The teens of the Baltimore riot have never known a reality without crisis. That comes with consequences.

Kai Wright

May 5, 2015

A march on Saturday, May 2, 2015, in Baltimore. (AP Photo/David Goldman)

Allen Bullock became an unwitting star of the Baltimore riots. In a photo splashed across the front page of The Baltimore Sun, the 18-year-old stood on the hood of a cop car, smashing the windshield with an orange cone. It was a striking portrait of the youthful rage that has forced everyone from President Obama to Geraldo Rivera to belatedly notice West Baltimore’s pain.

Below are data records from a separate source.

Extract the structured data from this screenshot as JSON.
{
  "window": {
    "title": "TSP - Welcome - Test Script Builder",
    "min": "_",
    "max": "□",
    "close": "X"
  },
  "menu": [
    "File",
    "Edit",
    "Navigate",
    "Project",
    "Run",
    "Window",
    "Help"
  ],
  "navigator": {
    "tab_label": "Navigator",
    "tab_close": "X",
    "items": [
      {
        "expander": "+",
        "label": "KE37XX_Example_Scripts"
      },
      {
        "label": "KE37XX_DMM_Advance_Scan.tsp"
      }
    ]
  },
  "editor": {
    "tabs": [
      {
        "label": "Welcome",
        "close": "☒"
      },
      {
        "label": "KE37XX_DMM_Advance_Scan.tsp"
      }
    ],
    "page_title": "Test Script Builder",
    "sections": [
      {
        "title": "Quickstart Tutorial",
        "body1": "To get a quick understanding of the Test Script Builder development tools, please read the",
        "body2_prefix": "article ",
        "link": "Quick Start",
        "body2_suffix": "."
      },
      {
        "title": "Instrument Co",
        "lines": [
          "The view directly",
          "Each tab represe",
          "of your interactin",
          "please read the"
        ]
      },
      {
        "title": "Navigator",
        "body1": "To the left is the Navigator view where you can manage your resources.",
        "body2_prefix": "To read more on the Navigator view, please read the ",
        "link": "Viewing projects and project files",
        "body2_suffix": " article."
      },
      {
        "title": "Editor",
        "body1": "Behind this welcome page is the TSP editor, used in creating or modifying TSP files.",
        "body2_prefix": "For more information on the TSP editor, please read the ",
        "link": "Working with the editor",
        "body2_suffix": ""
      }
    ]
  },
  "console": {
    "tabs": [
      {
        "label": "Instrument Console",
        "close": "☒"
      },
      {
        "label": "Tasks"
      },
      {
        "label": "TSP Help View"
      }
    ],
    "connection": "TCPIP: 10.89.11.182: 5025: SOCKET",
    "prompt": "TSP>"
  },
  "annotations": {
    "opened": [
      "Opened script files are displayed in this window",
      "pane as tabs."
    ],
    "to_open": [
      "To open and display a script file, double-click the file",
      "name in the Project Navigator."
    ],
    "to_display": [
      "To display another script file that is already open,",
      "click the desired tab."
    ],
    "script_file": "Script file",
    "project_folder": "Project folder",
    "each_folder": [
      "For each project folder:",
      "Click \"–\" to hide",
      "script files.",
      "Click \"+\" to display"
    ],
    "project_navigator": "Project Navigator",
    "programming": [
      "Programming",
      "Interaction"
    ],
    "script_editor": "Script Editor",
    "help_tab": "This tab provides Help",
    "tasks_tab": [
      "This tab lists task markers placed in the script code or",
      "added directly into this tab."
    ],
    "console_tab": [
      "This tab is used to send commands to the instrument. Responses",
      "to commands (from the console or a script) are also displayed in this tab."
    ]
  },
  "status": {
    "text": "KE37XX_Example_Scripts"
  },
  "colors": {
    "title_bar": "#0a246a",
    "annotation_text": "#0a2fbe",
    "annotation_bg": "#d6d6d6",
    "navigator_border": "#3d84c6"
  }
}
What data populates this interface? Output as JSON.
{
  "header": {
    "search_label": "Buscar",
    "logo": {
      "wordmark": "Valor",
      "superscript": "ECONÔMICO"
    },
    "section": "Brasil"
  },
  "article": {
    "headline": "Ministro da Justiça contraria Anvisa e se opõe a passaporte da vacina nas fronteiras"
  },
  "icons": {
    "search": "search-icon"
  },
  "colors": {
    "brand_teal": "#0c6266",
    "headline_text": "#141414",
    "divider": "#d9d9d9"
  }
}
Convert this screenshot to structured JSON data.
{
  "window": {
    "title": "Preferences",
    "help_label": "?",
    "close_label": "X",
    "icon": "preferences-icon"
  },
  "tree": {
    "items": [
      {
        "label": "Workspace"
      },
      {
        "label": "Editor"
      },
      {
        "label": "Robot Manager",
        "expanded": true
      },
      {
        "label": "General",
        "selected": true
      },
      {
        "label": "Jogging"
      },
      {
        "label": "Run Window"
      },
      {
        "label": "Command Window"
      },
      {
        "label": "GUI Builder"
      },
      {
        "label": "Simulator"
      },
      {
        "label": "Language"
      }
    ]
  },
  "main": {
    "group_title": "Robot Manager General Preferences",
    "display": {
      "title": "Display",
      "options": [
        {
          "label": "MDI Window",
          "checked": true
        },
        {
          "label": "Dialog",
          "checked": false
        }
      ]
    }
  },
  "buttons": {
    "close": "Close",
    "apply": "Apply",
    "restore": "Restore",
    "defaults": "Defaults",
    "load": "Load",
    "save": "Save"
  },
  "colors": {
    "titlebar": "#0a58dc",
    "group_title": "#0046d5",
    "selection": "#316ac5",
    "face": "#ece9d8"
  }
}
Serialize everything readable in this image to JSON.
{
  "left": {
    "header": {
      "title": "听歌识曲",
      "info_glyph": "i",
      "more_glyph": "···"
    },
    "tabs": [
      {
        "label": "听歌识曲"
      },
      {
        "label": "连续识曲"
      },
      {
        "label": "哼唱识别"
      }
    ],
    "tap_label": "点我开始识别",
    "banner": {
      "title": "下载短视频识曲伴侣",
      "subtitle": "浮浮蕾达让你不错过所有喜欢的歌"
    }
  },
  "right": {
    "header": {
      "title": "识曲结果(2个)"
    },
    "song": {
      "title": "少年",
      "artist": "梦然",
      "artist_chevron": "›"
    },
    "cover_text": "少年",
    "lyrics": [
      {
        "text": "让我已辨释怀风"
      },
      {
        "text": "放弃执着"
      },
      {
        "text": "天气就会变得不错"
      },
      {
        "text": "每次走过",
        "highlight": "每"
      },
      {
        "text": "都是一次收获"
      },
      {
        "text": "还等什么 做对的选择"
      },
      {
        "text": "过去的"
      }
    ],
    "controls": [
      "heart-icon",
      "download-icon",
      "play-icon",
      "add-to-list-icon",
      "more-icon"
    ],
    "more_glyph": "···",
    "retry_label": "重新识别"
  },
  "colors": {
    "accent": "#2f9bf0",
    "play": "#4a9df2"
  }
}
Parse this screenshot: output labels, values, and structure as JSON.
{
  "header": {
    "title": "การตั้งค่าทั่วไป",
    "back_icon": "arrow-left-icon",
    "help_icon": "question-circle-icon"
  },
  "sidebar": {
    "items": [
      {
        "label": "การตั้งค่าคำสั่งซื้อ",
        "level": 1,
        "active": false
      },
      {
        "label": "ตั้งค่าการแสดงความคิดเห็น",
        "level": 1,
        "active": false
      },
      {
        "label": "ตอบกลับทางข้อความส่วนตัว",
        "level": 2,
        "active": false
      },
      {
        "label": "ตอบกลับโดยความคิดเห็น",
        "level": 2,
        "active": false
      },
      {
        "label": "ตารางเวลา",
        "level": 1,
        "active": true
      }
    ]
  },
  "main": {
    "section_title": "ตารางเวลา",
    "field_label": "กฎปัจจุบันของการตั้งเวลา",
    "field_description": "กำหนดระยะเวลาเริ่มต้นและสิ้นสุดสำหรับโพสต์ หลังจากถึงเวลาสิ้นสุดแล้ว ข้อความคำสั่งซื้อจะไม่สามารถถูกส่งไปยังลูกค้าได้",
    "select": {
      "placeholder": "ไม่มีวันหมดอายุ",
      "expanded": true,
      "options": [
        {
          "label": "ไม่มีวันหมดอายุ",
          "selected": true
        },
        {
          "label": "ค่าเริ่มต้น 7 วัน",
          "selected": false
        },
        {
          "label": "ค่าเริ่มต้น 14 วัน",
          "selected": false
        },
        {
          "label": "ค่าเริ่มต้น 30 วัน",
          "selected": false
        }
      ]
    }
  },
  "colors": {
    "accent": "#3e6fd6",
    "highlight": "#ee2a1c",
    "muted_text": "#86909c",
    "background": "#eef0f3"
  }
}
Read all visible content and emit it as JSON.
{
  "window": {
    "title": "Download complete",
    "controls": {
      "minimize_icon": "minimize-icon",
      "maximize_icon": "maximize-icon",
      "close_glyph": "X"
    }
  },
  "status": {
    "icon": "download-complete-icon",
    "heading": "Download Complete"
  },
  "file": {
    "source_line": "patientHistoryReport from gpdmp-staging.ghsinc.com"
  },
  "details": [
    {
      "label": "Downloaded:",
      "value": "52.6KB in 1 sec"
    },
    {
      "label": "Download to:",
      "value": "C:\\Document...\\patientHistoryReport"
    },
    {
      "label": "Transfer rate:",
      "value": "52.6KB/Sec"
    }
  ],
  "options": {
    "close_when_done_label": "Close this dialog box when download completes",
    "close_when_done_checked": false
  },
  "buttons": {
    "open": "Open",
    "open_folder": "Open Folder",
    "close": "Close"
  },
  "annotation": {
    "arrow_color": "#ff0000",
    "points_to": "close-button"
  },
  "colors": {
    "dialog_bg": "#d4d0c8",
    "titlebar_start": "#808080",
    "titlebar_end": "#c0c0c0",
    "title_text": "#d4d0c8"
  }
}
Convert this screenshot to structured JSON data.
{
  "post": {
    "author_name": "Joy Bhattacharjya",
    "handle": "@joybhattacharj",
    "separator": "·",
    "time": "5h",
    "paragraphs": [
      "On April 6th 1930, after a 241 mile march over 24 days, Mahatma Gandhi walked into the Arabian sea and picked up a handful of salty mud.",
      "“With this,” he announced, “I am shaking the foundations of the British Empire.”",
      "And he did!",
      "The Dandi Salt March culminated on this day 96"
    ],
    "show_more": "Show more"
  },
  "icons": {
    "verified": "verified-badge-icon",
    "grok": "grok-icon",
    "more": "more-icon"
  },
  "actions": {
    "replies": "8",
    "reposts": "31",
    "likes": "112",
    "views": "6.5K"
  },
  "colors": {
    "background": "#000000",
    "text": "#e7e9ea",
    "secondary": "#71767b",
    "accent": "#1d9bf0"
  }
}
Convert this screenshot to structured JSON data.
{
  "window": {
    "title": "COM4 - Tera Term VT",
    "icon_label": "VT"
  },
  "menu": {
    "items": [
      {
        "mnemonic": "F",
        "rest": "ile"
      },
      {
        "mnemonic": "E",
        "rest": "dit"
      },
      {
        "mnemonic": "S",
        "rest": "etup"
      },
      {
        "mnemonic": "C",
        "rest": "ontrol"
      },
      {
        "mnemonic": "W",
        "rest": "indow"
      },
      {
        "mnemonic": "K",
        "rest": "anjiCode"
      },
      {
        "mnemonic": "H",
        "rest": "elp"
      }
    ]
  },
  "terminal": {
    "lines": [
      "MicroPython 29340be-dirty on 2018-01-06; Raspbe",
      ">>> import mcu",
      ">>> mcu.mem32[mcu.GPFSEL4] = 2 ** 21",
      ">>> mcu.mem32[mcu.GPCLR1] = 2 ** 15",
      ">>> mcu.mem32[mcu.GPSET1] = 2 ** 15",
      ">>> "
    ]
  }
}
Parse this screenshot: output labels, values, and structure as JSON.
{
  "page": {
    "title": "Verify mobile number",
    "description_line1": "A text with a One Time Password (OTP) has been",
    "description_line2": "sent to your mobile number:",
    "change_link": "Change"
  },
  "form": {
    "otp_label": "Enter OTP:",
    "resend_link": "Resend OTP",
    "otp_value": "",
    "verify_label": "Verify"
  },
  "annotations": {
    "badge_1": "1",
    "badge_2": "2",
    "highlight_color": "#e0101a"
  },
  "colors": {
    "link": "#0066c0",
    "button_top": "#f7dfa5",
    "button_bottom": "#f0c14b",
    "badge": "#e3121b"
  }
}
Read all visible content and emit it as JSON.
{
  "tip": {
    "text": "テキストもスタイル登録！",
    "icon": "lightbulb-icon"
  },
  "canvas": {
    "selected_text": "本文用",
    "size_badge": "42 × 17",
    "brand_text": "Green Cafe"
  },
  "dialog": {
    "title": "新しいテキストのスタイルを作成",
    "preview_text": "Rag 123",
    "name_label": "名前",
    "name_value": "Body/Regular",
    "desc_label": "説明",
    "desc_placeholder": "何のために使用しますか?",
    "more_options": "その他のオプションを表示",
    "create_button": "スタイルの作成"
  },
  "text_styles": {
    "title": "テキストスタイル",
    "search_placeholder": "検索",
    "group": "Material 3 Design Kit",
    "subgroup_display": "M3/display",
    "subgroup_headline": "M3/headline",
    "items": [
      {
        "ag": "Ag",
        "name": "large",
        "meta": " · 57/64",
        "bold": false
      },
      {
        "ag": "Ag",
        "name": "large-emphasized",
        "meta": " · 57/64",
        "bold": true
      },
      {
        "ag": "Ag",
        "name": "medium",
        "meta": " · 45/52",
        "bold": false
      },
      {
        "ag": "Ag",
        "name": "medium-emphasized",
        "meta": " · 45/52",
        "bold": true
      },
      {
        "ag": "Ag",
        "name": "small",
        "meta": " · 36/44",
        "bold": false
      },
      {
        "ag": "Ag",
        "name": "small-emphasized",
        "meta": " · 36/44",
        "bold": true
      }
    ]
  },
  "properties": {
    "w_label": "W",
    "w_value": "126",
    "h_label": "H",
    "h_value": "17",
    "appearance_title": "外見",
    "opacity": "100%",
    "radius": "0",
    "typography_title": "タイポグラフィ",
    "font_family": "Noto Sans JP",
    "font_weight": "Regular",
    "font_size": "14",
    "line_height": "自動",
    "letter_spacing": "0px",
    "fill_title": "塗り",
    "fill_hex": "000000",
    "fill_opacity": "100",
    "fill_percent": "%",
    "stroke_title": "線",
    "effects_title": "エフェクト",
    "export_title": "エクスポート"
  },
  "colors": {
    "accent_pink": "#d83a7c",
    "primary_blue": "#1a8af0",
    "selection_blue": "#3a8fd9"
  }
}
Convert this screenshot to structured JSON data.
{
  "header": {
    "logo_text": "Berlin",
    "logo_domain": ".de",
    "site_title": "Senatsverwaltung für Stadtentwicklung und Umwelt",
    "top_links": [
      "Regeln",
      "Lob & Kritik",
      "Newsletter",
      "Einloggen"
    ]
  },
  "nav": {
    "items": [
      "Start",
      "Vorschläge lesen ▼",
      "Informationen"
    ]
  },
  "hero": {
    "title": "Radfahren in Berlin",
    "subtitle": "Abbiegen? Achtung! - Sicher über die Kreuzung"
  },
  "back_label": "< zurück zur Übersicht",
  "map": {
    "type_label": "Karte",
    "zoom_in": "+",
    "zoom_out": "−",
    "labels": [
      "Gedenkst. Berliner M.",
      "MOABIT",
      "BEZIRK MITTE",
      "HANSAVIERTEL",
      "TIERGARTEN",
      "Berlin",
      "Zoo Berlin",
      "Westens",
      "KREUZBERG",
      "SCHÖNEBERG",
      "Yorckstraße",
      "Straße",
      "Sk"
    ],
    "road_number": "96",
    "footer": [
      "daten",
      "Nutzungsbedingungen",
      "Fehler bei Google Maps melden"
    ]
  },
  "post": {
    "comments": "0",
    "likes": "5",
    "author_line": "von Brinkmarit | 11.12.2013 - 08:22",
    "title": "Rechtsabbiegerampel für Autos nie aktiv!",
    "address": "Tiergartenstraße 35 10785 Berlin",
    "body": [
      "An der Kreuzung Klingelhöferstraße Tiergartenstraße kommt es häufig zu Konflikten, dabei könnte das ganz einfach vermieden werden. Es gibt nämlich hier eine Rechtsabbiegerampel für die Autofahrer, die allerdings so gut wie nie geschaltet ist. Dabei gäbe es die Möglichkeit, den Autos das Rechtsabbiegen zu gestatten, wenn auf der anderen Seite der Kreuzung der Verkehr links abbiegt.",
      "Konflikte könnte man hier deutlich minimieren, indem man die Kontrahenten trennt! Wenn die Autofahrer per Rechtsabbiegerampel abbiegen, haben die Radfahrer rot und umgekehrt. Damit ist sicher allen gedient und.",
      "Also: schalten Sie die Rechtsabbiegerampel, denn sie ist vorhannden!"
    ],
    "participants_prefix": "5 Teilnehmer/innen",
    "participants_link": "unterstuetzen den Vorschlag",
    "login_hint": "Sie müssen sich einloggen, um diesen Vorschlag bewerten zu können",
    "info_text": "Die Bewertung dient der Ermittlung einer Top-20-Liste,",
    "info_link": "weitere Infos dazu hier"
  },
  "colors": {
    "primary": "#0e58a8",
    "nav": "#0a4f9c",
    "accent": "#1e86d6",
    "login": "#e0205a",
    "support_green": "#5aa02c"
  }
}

Bullock’s well-meaning parents urged him to turn himself in to the police. “We wanted Allen to do the right thing,” his mother told The Guardian. That sentiment plunged the family into a trick bag of morality that black people routinely encounter when they brush up against the criminal-justice system. For smashing that window, Bullock is being held on $500,000 bail and faces a sentence of four to eight years in prison. Bail for the six officers charged with taking Freddie Gray’s life topped out at $350,000. We couldn’t ask for a starker example of property being valued higher than black life.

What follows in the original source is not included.